When Casey Wall talks about her role as assistant dean and director of residential services at WPI, her description isn’t one most people use when they describe reasons they like what they do.
“Residential life and student affairs is a lifestyle, not just a job,” she says. “You are just thinking about things 24/7.”
Wall, who has been at WPI since 2014, recently was named one of Worcester Business Journal’s 40 Under 40 recipients after being nominated by Bonnie Walker, WPI’s former executive director of diversity & inclusion strategy. “I appreciate very much that she nominated me, and I was touched by what she wrote,” says Wall, who worked closely with Walker on many diversity, equity, and inclusion campus initiatives. “I had no idea she did that, and it was awesome to find out I was even a finalist from over 200 submissions.”
Residential Services – An Early Passion
Her entire career has been in the area of residential life, although her roles and responsibilities have changed quite a bit. In fact, she discovered her passion for res life before she graduated from college. As an undergrad at American International College (AIC), she was a residential advisor and also worked in the res life office, finding the pace and the tasks a combination of what she liked to do and what she was good at.
After covering the office while the director was on vacation one week, she knew her career path had begun. For someone so detail-minded, organized, and energetic, residential life offered the ideal objective. She could directly impact her community by planning for better outcomes. “When the director came back,” I asked, ‘How do I do this as a job?'"
Her recent recognition highlights the significant impact she has on WPI and the larger community—and all the ways she makes a difference. “Part of the job is dynamic and relentless, but it is always something different,” she says. “And at the core of it is always the student experience.”
Wall takes the student experience to heart, especially as to how WPI can have a lasting impact on students long after they graduate. “I think about how I can provide students with opportunities to get them prepared and ready to be leaders,” she says, “to be on their own, to survive without the support of their parents.”
Planning for Years Down the Road
She interacts less with students than when she was first hired as associate director of residential education; she focuses more on the long-term planning (including a 10-year capital plan) and making decisions now that will impact students who have not yet arrived on campus. “I always think of how anything we do impacts students,” she says.
Wall believes a real learning opportunity comes with each year a student spends at this university, and the university has an active role in providing the structure to present intentional learning with a purpose.
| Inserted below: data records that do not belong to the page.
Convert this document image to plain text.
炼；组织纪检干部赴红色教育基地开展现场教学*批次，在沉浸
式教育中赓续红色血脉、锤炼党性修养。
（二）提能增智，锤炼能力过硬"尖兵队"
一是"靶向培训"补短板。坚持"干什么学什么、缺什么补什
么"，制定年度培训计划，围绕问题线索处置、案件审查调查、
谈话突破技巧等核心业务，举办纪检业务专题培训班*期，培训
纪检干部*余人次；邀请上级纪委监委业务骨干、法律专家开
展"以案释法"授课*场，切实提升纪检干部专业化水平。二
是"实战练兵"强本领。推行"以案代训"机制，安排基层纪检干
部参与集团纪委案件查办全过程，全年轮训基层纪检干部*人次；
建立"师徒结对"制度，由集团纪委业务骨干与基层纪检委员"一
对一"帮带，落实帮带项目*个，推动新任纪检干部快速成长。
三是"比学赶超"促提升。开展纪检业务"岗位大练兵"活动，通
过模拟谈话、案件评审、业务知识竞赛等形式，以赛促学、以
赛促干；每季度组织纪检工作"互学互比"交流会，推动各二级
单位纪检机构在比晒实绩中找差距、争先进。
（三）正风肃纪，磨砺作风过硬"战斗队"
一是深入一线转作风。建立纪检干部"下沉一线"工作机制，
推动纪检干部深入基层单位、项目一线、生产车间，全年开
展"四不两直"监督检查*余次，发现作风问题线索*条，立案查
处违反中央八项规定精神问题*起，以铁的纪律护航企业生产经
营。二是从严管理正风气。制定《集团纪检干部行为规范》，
When she arrived at WPI, she was tasked with developing an initial residential curriculum that honed in on that kind of intentional learning, and she has enjoyed watching it change. Current variations include giving residential advisors a more on-on-one responsibility with students. “We might hear about students staying alone in their rooms a lot,” she says. “This change makes it easier, more natural, for the RA to check in on them.”
Each step in res life is analyzed because of its potential impact. “We talk a lot about the negatives, the positives, and the consequences of anything we do,” says Wall. She says team members always think about their approach—they do not continue to do something for the sole reason of “we’ve always done it that way.” Maybe there’s a better way, she says, and they are open to trying something new if it makes their process better.